Alphonse walked with long strides down the Central streets, notes clutched in his hand and a burning feeling in his chest. He couldn't decide whether this was a positive or negative feeling, and he tried to puzzle this out as he hurried towards the hospital.
He had done it. After three months of constant hard work and hardly any sleep, he had finally found the solution. He had built upon Albert Beidermann's work and some of the theories he had formulated himself when he had been new to the field of medical alchemy, and the result was these few pages of notes and transmutation circles in his hand. All he had to do now was draw the circles on the hospital floor, place his brother there, and then Edward would be healed at last.
Alphonse hurried up to the receptionist at the front desk. "I'm here to see Edward Elric, please," he said, his heart thudding in his throat. The receptionist directed him to the proper floor, and Alphonse took the stairs two at a time. He imagined what he would say. I've done it, Brother. I'm going to make you well. What did it matter that he hadn't visited Edward in over a month? Now they would have forever.

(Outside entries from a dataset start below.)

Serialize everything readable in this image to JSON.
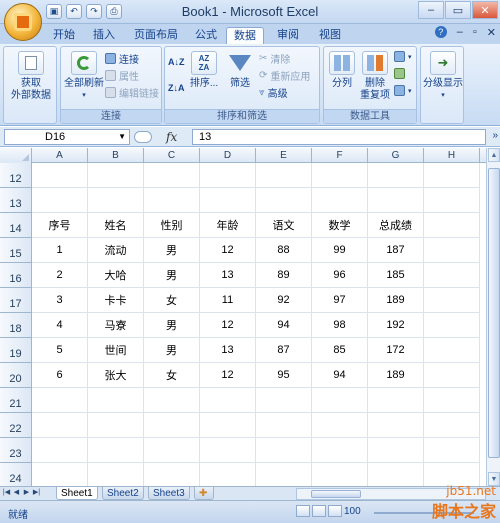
{
  "window": {
    "title": "Book1 - Microsoft Excel",
    "controls": [
      "–",
      "▭",
      "✕"
    ]
  },
  "quick_access": [
    "save-icon",
    "undo-icon",
    "redo-icon",
    "print-preview-icon"
  ],
  "ribbon": {
    "tabs": [
      "开始",
      "插入",
      "页面布局",
      "公式",
      "数据",
      "审阅",
      "视图"
    ],
    "active_tab": "数据",
    "groups": {
      "get_external": {
        "label": "获取\n外部数据",
        "label_l1": "获取",
        "label_l2": "外部数据"
      },
      "connections": {
        "label": "连接",
        "refresh_all": "全部刷新",
        "items": [
          "连接",
          "属性",
          "编辑链接"
        ]
      },
      "sort_filter": {
        "label": "排序和筛选",
        "sort": "排序...",
        "filter": "筛选",
        "items": [
          "清除",
          "重新应用",
          "高级"
        ]
      },
      "data_tools": {
        "label": "数据工具",
        "split": "分列",
        "remove_dup_l1": "删除",
        "remove_dup_l2": "重复项"
      },
      "outline": {
        "label": "分级显示"
      }
    }
  },
  "formula_bar": {
    "name_box": "D16",
    "fx": "fx",
    "value": "13"
  },
  "columns": [
    "A",
    "B",
    "C",
    "D",
    "E",
    "F",
    "G",
    "H"
  ],
  "rows": [
    {
      "num": "12",
      "cells": [
        "",
        "",
        "",
        "",
        "",
        "",
        ""
      ]
    },
    {
      "num": "13",
      "cells": [
        "",
        "",
        "",
        "",
        "",
        "",
        ""
      ]
    },
    {
      "num": "14",
      "cells": [
        "序号",
        "姓名",
        "性别",
        "年龄",
        "语文",
        "数学",
        "总成绩"
      ]
    },
    {
      "num": "15",
      "cells": [
        "1",
        "流动",
        "男",
        "12",
        "88",
        "99",
        "187"
      ]
    },
    {
      "num": "16",
      "cells": [
        "2",
        "大哈",
        "男",
        "13",
        "89",
        "96",
        "185"
      ]
    },
    {
      "num": "17",
      "cells": [
        "3",
        "卡卡",
        "女",
        "11",
        "92",
        "97",
        "189"
      ]
    },
    {
      "num": "18",
      "cells": [
        "4",
        "马寮",
        "男",
        "12",
        "94",
        "98",
        "192"
      ]
    },
    {
      "num": "19",
      "cells": [
        "5",
        "世间",
        "男",
        "13",
        "87",
        "85",
        "172"
      ]
    },
    {
      "num": "20",
      "cells": [
        "6",
        "张大",
        "女",
        "12",
        "95",
        "94",
        "189"
      ]
    },
    {
      "num": "21",
      "cells": [
        "",
        "",
        "",
        "",
        "",
        "",
        ""
      ]
    },
    {
      "num": "22",
      "cells": [
        "",
        "",
        "",
        "",
        "",
        "",
        ""
      ]
    },
    {
      "num": "23",
      "cells": [
        "",
        "",
        "",
        "",
        "",
        "",
        ""
      ]
    },
    {
      "num": "24",
      "cells": [
        "",
        "",
        "",
        "",
        "",
        "",
        ""
      ]
    }
  ],
  "sheets": [
    "Sheet1",
    "Sheet2",
    "Sheet3"
  ],
  "active_sheet": "Sheet1",
  "status": {
    "text": "就绪",
    "zoom": "100"
  },
  "watermark": {
    "url": "jb51.net",
    "name": "脚本之家"
  }
}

The door to Edward's room wasn't closed, and Alphonse could see doctors' white coats in the room. He sped up, burst into the room, and opened his mouth to say, "I've done it, Brother!"
But then he froze in the doorway, unable to speak, unable to move, his mouth hanging open. For a nurse was just then pulling up a white sheet over Edward's placid, dead face.
Alphonse couldn't move, not even to sink to the floor. He was vaguely aware of people talking to him, but he ignored them. He could only stare at the lumpy form that had once been his only brother.
"You're his brother, aren't you? Alphonse Elric?"
"I'm so sorry, son."
"If it's any comfort...he passed away in his sleep. There was no pain."
"He wanted me to make sure a message got to you." Alphonse looked away at last and saw that a dark-skinned nurse was speaking to him. He wondered dimly if she came from Lior or Ishbal. "He said he wanted to apologize for his words, and that he loved you. And...he said he was glad for all the chimeras you would save." She looked utterly confused.
But Alphonse let out a wail of grief, his tongue suddenly loosed in the dread realization of what he had done, and he slumped to the ground. Once again, he was oblivious to the nurses. For his brother was dead.
And he had never said goodbye.
In the years to come, Alphonse Elric became famous, and many lives were saved with his research. All those who studied in the Edward Memorial Institute for Medical Alchemy, which Alphonse had founded with the proceeds of his discovery, learned of the great man who had pioneered the use of alchemy for seemingly incurable diseases. They said it was a shame he had died so young. Just think of all the cures he might have been able to find, had he lived longer! But their hero had died in a binge of alcohol consumption, and they had to live with that.
About a third of all cancer patients recover from their disease, but there is no cure for heartbreak.